Well, I could but I'm not there yet. I had a wacky idea this morning. See, I'm making Eggplant Parmesan for dinner because that's what they made on Throw Down with Bobby Flay on the Food Network last night and it looked really good. Bobby lost, if you care. This would have been a lot easier to achieve if my grocery store actually had any eggplant, but they didn't.
Oh, side note. When you're in the twelve items or less express lane in your bunny slippers and I'm in a hurry because Nathan's gonna be home in fifteen minutes, breaking your stuff up into six or seven smaller twelve item orders when the casher tells you it's express is uncool...you aren't fooling me or the people behind me, just go to the other line. Thanks!.

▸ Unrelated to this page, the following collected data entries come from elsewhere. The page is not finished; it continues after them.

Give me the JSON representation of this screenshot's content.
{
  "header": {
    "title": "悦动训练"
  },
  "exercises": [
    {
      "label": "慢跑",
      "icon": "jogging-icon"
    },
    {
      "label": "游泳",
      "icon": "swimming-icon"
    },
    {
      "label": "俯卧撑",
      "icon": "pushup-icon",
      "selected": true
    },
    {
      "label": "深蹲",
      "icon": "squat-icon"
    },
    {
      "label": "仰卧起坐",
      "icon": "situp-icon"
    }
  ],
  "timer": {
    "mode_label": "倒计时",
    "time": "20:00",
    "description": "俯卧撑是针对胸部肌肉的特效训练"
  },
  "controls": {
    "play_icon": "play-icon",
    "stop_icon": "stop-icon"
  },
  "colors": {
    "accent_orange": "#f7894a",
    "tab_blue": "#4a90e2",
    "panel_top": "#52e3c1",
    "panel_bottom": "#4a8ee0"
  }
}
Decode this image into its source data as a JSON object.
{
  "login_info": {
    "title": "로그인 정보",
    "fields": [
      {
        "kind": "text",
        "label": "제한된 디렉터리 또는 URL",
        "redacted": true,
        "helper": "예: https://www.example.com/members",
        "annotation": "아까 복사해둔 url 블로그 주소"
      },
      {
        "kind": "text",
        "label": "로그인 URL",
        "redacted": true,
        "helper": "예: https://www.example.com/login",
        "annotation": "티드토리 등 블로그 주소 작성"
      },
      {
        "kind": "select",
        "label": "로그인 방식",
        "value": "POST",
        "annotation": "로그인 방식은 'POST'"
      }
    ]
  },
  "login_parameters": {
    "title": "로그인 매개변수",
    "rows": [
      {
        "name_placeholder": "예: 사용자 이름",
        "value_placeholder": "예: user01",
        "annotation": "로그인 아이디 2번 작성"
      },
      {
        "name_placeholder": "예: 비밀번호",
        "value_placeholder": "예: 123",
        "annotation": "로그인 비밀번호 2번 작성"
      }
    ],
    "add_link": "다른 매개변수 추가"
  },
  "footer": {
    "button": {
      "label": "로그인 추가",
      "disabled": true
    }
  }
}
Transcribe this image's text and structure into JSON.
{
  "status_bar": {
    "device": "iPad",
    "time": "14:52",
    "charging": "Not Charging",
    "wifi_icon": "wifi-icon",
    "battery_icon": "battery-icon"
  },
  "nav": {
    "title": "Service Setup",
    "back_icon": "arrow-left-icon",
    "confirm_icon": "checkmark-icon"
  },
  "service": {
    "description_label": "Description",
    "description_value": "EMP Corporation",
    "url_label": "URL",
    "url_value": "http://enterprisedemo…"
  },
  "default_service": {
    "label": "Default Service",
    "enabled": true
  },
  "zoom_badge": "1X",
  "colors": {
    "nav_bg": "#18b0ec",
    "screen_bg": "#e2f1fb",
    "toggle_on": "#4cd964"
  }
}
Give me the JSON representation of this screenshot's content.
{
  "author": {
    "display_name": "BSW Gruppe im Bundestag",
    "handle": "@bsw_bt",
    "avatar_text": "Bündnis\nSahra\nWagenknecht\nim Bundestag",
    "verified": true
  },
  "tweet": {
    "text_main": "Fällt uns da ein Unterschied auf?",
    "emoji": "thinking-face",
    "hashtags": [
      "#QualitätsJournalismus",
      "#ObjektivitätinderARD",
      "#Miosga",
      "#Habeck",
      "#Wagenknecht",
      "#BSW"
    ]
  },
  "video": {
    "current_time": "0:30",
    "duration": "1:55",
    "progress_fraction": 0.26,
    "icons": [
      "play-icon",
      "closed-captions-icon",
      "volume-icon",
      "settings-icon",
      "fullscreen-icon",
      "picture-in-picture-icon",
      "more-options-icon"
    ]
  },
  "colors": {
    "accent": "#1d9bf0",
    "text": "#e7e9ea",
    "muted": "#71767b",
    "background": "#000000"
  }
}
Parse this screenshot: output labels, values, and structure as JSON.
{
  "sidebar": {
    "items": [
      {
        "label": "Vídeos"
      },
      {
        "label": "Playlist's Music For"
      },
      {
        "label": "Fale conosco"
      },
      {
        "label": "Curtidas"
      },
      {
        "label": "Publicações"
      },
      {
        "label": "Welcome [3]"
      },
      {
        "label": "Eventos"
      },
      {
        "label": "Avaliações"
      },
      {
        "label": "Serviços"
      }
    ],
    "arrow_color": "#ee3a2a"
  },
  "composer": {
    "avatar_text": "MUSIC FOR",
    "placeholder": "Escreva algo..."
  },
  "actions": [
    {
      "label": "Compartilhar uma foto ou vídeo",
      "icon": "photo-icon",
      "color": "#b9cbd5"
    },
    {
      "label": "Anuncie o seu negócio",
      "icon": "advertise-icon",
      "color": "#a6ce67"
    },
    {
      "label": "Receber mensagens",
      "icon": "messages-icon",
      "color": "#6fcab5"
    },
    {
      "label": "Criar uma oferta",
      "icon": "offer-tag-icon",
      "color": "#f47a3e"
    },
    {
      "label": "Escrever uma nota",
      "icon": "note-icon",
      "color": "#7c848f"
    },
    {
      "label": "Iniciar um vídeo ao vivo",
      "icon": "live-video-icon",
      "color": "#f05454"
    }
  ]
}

Where was I..that's right, Eggplant Parmesan without any eggplant. I'm gonna drag Nathan to the fancy grocery store when he gets home, I know they'll have it. I'm also gonna make homemade pasta to go with it. Now, if you lived at my house, you'd notice something glaring missing from this menu. Protein..that's how all the fancy chefs on TV say meat. Well, I'm not putting meat in Eggplant Parmesan just because someone is going to complain, because I know someone is going to complain. However, I'm gonna sneak it into the pasta just so I can have a comeback..that's right, I'm making chicken pasta. Not chicken coated pasta but chicken flavored pasta. I figured what the heck. I've made tomato flavored pasta, spinach flavored pasta, herb and cheese flavored pasta, I've even seen them make squid ink pasta on TV, why not chicken?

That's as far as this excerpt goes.